Michigan Toughens Airline Weapons Stance, ALPA Warns
Some states have toughened their laws on security since Sept. 11, 2001. Case in point: A new law went into effect in the state of Michigan on April 1, making a felony crime of boarding or trying to board an airliner while possessing a "firearm; explosive; knife with a blade of any length; a razor, box cutter, or item with a similar blade; or any other dangerous weapon."
The crime would be punishable by imprisonment for as long as 10 years or a fine of as much as $10,000, or both. Felony charges would also be brought against any person "placing, attempting to place, or attempting to have placed" the items listed above on an airliner.
The new legislation also says that to "possess, carry, or attempt to possess or carry" any of these items in a sterile area of an airport served by an airline is a misdemeanor. The penalty for such a misdemeanor would be imprisonment for as long as 1 year or a fine of as much as $1,000, or both.

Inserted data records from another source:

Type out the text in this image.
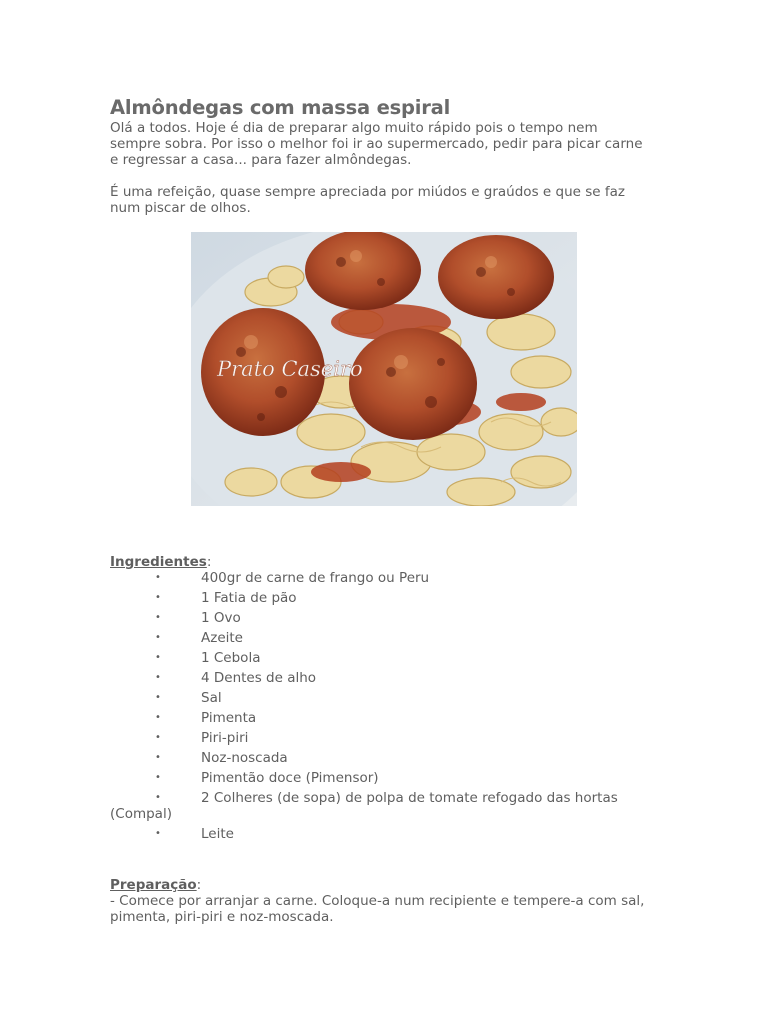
Almôndegas com massa espiral

Olá a todos. Hoje é dia de preparar algo muito rápido pois o tempo nem sempre sobra. Por isso o melhor foi ir ao supermercado, pedir para picar carne e regressar a casa... para fazer almôndegas.

É uma refeição, quase sempre apreciada por miúdos e graúdos e que se faz num piscar de olhos.

Prato Caseiro

Ingredientes:

•	400gr de carne de frango ou Peru
•	1 Fatia de pão
•	1 Ovo
•	Azeite
•	1 Cebola
•	4 Dentes de alho
•	Sal
•	Pimenta
•	Piri-piri
•	Noz-noscada
•	Pimentão doce (Pimensor)
•	2 Colheres (de sopa) de polpa de tomate refogado das hortas
(Compal)
•	Leite

Preparação:

- Comece por arranjar a carne. Coloque-a num recipiente e tempere-a com sal, pimenta, piri-piri e noz-moscada.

While such laws have been enacted for the protection of everyone who flies, flight crews should be aware that these laws impose an additional statutory threat to anyone undergoing present methods of airport security screening, including pilots.
Translation: In some states, you can now be prosecuted under federal and state laws for forgetting to leave your pocketknife at home. It might seem like stating the obvious, but a reminder doesn’t hurt: Take extra care in checking what you take to the airport. Penalties for having the wrong things in your pockets have become more severe.